12 Kasım’da Yunanistan’ın ana muhalefet partisi PASOK’un baş iletişim danışmanlarından Grigoris Valyanatos partisinden ihraç edildi.
Valyanatos’un ihraç nedeni ise Yunanistan’ın Makedon azınlığa ve Makedonya Cumhuriyeti’ne yönelik politikasını Extra Channel’ın haber bülteninde alenen eleştirmesi olarak gösterilmekde.

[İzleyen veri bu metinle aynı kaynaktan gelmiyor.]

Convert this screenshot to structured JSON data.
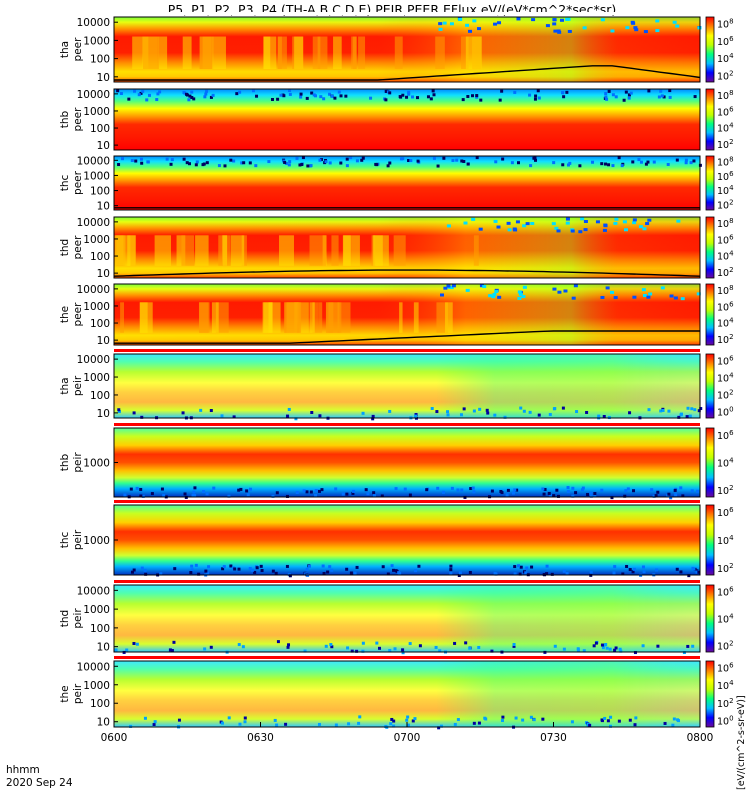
{
  "chart_data": {
    "type": "heatmap",
    "title": "P5, P1, P2, P3, P4 (TH-A,B,C,D,E) PEIR,PEER EFlux eV/(eV*cm^2*sec*sr)",
    "colorbar_label": "[eV/(cm^2-s-sr-eV)]",
    "x_ticks": [
      "0600",
      "0630",
      "0700",
      "0730",
      "0800"
    ],
    "x_range": [
      "06:00",
      "08:00"
    ],
    "x_corner_labels": [
      "hhmm",
      "2020 Sep 24"
    ],
    "colorscale": [
      "#6a0a9a",
      "#0000ff",
      "#00c0ff",
      "#00ff80",
      "#c0ff00",
      "#ffff00",
      "#ff8000",
      "#ff0000"
    ],
    "panels": [
      {
        "probe": "tha",
        "species": "peer",
        "y_ticks": [
          "10000",
          "1000",
          "100",
          "10"
        ],
        "cb_ticks": [
          "8",
          "6",
          "4",
          "2"
        ],
        "profile": "peer-active",
        "floor": "low-rising"
      },
      {
        "probe": "thb",
        "species": "peer",
        "y_ticks": [
          "10000",
          "1000",
          "100",
          "10"
        ],
        "cb_ticks": [
          "8",
          "6",
          "4",
          "2"
        ],
        "profile": "peer-quiet",
        "floor": "none"
      },
      {
        "probe": "thc",
        "species": "peer",
        "y_ticks": [
          "10000",
          "1000",
          "100",
          "10"
        ],
        "cb_ticks": [
          "8",
          "6",
          "4",
          "2"
        ],
        "profile": "peer-quiet",
        "floor": "flat"
      },
      {
        "probe": "thd",
        "species": "peer",
        "y_ticks": [
          "10000",
          "1000",
          "100",
          "10"
        ],
        "cb_ticks": [
          "8",
          "6",
          "4",
          "2"
        ],
        "profile": "peer-active",
        "floor": "bump"
      },
      {
        "probe": "the",
        "species": "peer",
        "y_ticks": [
          "10000",
          "1000",
          "100",
          "10"
        ],
        "cb_ticks": [
          "8",
          "6",
          "4",
          "2"
        ],
        "profile": "peer-active",
        "floor": "rising"
      },
      {
        "probe": "tha",
        "species": "peir",
        "y_ticks": [
          "10000",
          "1000",
          "100",
          "10"
        ],
        "cb_ticks": [
          "6",
          "4",
          "2",
          "0"
        ],
        "profile": "peir-broad",
        "floor": "none"
      },
      {
        "probe": "thb",
        "species": "peir",
        "y_ticks": [
          "1000"
        ],
        "cb_ticks": [
          "6",
          "4",
          "2"
        ],
        "profile": "peir-narrow",
        "floor": "none"
      },
      {
        "probe": "thc",
        "species": "peir",
        "y_ticks": [
          "1000"
        ],
        "cb_ticks": [
          "6",
          "4",
          "2"
        ],
        "profile": "peir-narrow",
        "floor": "none"
      },
      {
        "probe": "thd",
        "species": "peir",
        "y_ticks": [
          "10000",
          "1000",
          "100",
          "10"
        ],
        "cb_ticks": [
          "6",
          "4",
          "2"
        ],
        "profile": "peir-broad",
        "floor": "none"
      },
      {
        "probe": "the",
        "species": "peir",
        "y_ticks": [
          "10000",
          "1000",
          "100",
          "10"
        ],
        "cb_ticks": [
          "6",
          "4",
          "2",
          "0"
        ],
        "profile": "peir-broad",
        "floor": "none"
      }
    ]
  }
}
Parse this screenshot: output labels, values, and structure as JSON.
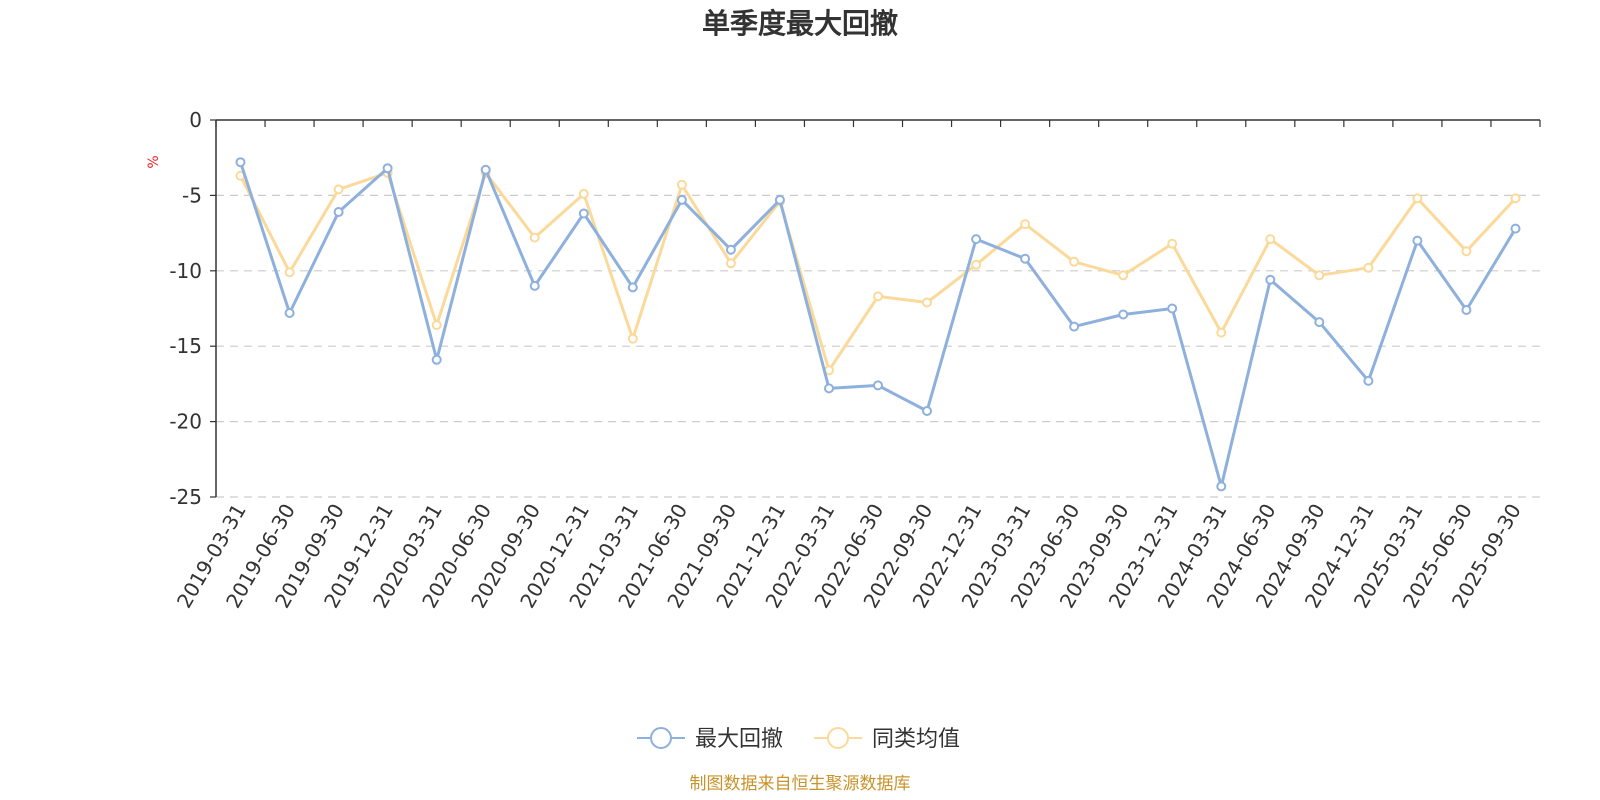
{
  "chart_data": {
    "type": "line",
    "title": "单季度最大回撤",
    "ylabel": "%",
    "xlabel": "",
    "ylim": [
      -25,
      0
    ],
    "yticks": [
      0,
      -5,
      -10,
      -15,
      -20,
      -25
    ],
    "grid": "horizontal-dashed",
    "legend_position": "bottom-center",
    "categories": [
      "2019-03-31",
      "2019-06-30",
      "2019-09-30",
      "2019-12-31",
      "2020-03-31",
      "2020-06-30",
      "2020-09-30",
      "2020-12-31",
      "2021-03-31",
      "2021-06-30",
      "2021-09-30",
      "2021-12-31",
      "2022-03-31",
      "2022-06-30",
      "2022-09-30",
      "2022-12-31",
      "2023-03-31",
      "2023-06-30",
      "2023-09-30",
      "2023-12-31",
      "2024-03-31",
      "2024-06-30",
      "2024-09-30",
      "2024-12-31",
      "2025-03-31",
      "2025-06-30",
      "2025-09-30"
    ],
    "series": [
      {
        "name": "最大回撤",
        "color": "#8eb0dc",
        "values": [
          -2.8,
          -12.8,
          -6.1,
          -3.2,
          -15.9,
          -3.3,
          -11.0,
          -6.2,
          -11.1,
          -5.3,
          -8.6,
          -5.3,
          -17.8,
          -17.6,
          -19.3,
          -7.9,
          -9.2,
          -13.7,
          -12.9,
          -12.5,
          -24.3,
          -10.6,
          -13.4,
          -17.3,
          -8.0,
          -12.6,
          -7.2
        ]
      },
      {
        "name": "同类均值",
        "color": "#fbd99a",
        "values": [
          -3.7,
          -10.1,
          -4.6,
          -3.5,
          -13.6,
          -3.5,
          -7.8,
          -4.9,
          -14.5,
          -4.3,
          -9.5,
          -5.4,
          -16.6,
          -11.7,
          -12.1,
          -9.6,
          -6.9,
          -9.4,
          -10.3,
          -8.2,
          -14.1,
          -7.9,
          -10.3,
          -9.8,
          -5.2,
          -8.7,
          -5.2
        ]
      }
    ]
  },
  "legend": {
    "items": [
      "最大回撤",
      "同类均值"
    ]
  },
  "footer": {
    "source": "制图数据来自恒生聚源数据库"
  }
}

PASOK Partisi Başkanı Yorgos Papandreu’nun eski danışmanlarından biri olan Valyanatos, kendisine yöneltilen bir soru üzerine Yunanistan’ın Makedonya’nın ismini değiştirmek yerine anayasada belirtildiği gibi tanımasını ve Yunanistan’ın ülkesindeki etnik Makedon azınlık ile uzlaşmaya varması gerektiğini ifade etti. Tüm bu ifadenin kişisel görüşü olduğunu PASOK’un resmi görüşünü belirtmediğini özellikle belirten Valyanatos, PASOK’tan ihraç edildi. Basın açıklamasında PASOK, Valyanatos’un dış politika konularında yaptığı açıklamanın ardından etik anlayışının bir gereği olarak PASOK’un Valyanatos ile iş ilişkisini sonlandırdığını ilan etti.

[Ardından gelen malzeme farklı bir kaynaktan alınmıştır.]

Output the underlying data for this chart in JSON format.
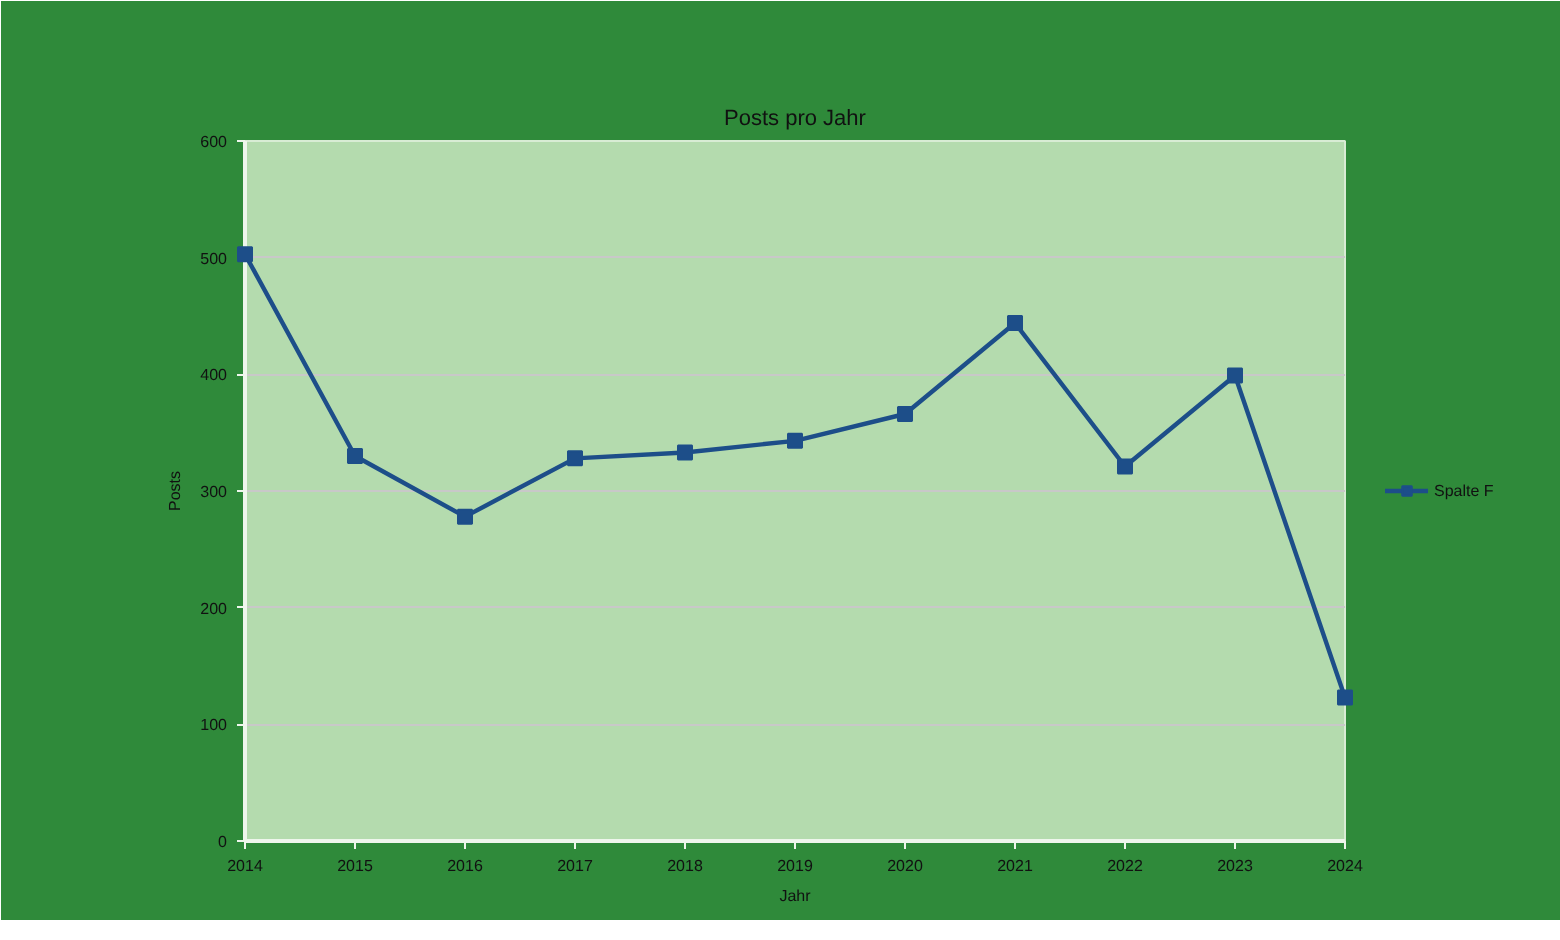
{
  "chart_data": {
    "type": "line",
    "title": "Posts pro Jahr",
    "xlabel": "Jahr",
    "ylabel": "Posts",
    "x": [
      2014,
      2015,
      2016,
      2017,
      2018,
      2019,
      2020,
      2021,
      2022,
      2023,
      2024
    ],
    "series": [
      {
        "name": "Spalte F",
        "color": "#1d4e89",
        "values": [
          503,
          330,
          278,
          328,
          333,
          343,
          366,
          444,
          321,
          399,
          123
        ]
      }
    ],
    "xlim": [
      2014,
      2024
    ],
    "xticks": [
      2014,
      2015,
      2016,
      2017,
      2018,
      2019,
      2020,
      2021,
      2022,
      2023,
      2024
    ],
    "ylim": [
      0,
      600
    ],
    "yticks": [
      0,
      100,
      200,
      300,
      400,
      500,
      600
    ],
    "grid": "y",
    "legend": "right",
    "marker": "square",
    "line_style": "solid"
  }
}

Yunan Helsinki Monitor’un Yönetim Kurulu Başkanı olan Valyanatos’un görevinden ihraç edilmesi üzerine basın açıklaması yapan Yunan Helsinki Monitor, PASOK Başkanı Yorgos Papandreu’yu populizm, oto sansür ve siyasi tutarsızlık ile suçluyor. Papandreu, Valyanatos’un Yunanistan’daki Makedonlar ve Makedonya ile ilgili kişisel görüşünü yakından bilen insanların başında geliyor. Papandreu, Valyanatos’un Yunanistan’daki azınlıklar hakkında tartışmalı öneriler içeren kitabı “Akatallilo“(Uygunsuz) adlı kitabını kişisel internet sayfasında tavsiye etmişti. Dolayısıyla, Valyanatos’un görüşlerini yakınen bilen Papandreu’nun Valyanatos’u partiden ihraç etmesi siyasi çıkar hesaplarının bir sonucu olarak değerlendiriliyor.

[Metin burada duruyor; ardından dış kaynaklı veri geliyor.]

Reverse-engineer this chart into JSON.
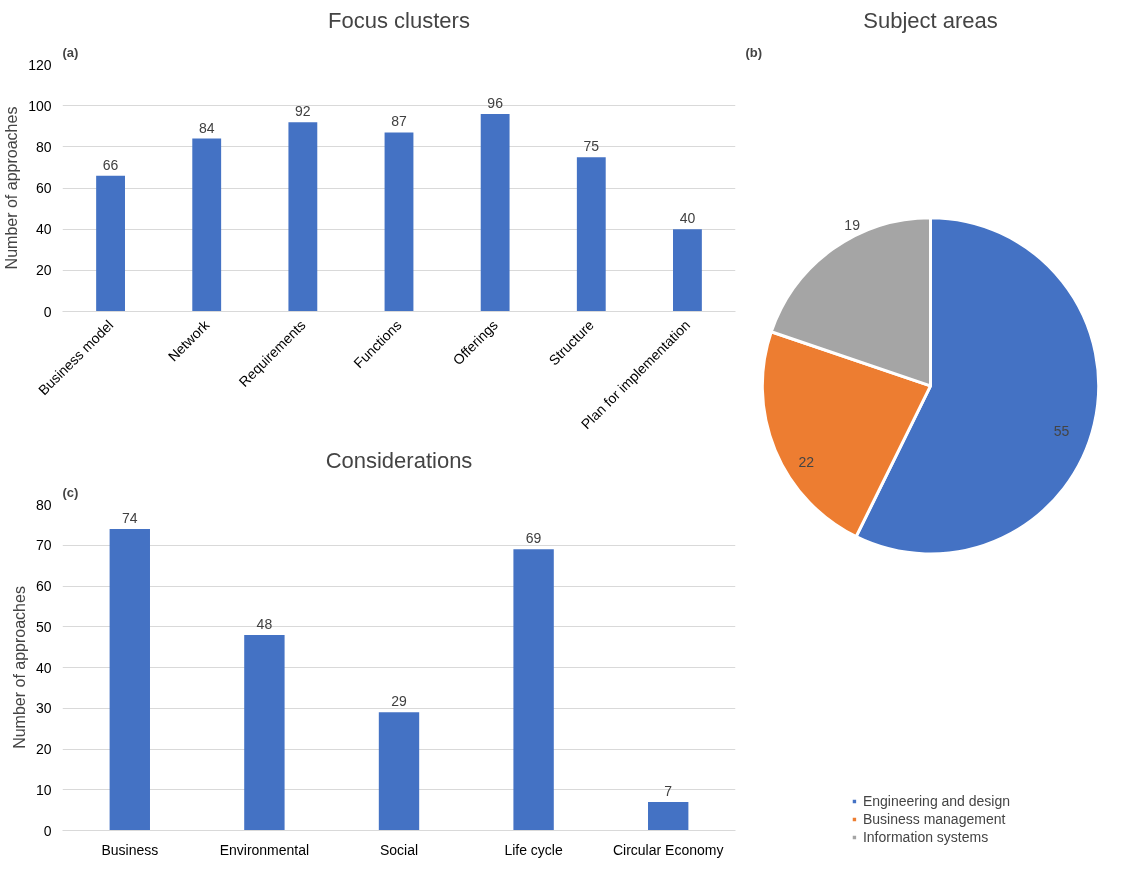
{
  "chart_data": [
    {
      "type": "bar",
      "title": "Focus clusters",
      "ylabel": "Number of approaches",
      "annotations": [
        "(a)"
      ],
      "categories": [
        "Business model",
        "Network",
        "Requirements",
        "Functions",
        "Offerings",
        "Structure",
        "Plan for implementation"
      ],
      "values": [
        66,
        84,
        92,
        87,
        96,
        75,
        40
      ],
      "color": "#4472c4",
      "ylim": [
        0,
        120
      ],
      "yticks": [
        0,
        20,
        40,
        60,
        80,
        100,
        120
      ],
      "grid": "y",
      "data_labels": true
    },
    {
      "type": "pie",
      "title": "Subject areas",
      "annotations": [
        "(b)"
      ],
      "categories": [
        "Engineering and design",
        "Business management",
        "Information systems"
      ],
      "values": [
        55,
        22,
        19
      ],
      "colors": [
        "#4472c4",
        "#ed7d31",
        "#a5a5a5"
      ],
      "legend": "bottom",
      "data_labels": true
    },
    {
      "type": "bar",
      "title": "Considerations",
      "ylabel": "Number of approaches",
      "annotations": [
        "(c)"
      ],
      "categories": [
        "Business",
        "Environmental",
        "Social",
        "Life cycle",
        "Circular Economy"
      ],
      "values": [
        74,
        48,
        29,
        69,
        7
      ],
      "color": "#4472c4",
      "ylim": [
        0,
        80
      ],
      "yticks": [
        0,
        10,
        20,
        30,
        40,
        50,
        60,
        70,
        80
      ],
      "grid": "y",
      "data_labels": true
    }
  ]
}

Habipoğlu: Yunanistan’da azınlıklar konusu tabu olmaktan kurtarılmalıdır
Konu ile ilgili açıklama yapan Avrupa Batı Trakya Türk Federasyonu(ABTTF) Başkanı Halit Habipoğlu, “1999 yılında Batı Trakya Türk Azınlığı’nın kendi etnik kimliklerini ifade edebilmeleri gerektiğini savunan Grigoris Valyanatos’un Yunanistan’da yaşayan etnik Makedon azınlık hakkındaki kişisel görüşü nedeniyle görevinden ve partiden ihraç edilmesi olayı Yunanistan’da etnik azınlıklar konusunun tabu bir konu olduğunu açıkça göstermektedir. Yunanistan’ın azınlıkları ile barışma zamanı çoktan gelmiştir. Batı Trakya Türk Azınlığı ve Makedon azınlık başta olmak üzere Yunanistan’ın kültürel zenginliğinin bir parçası olarak kabul edilmesi gereken etnik azınlıkları ülkenin birliği için asla tehdit oluşturmazlar. Yaklaşık otuz yıldır Avrupa Birliği üyesi olan ve demokrasinin beşiği sayılan bir ülkede tabu konular olamaz, olmamalıdır. Aksi takdirde o ülkede demokrasinin varlığından ve işleyişinden şüphe etmek gerekir. Yunan devleti ve hükümeti ile siyasette varlık gösteren tüm partileri bu gerçek ile yüzleşmeye davet ederiz” şeklinde konuştu.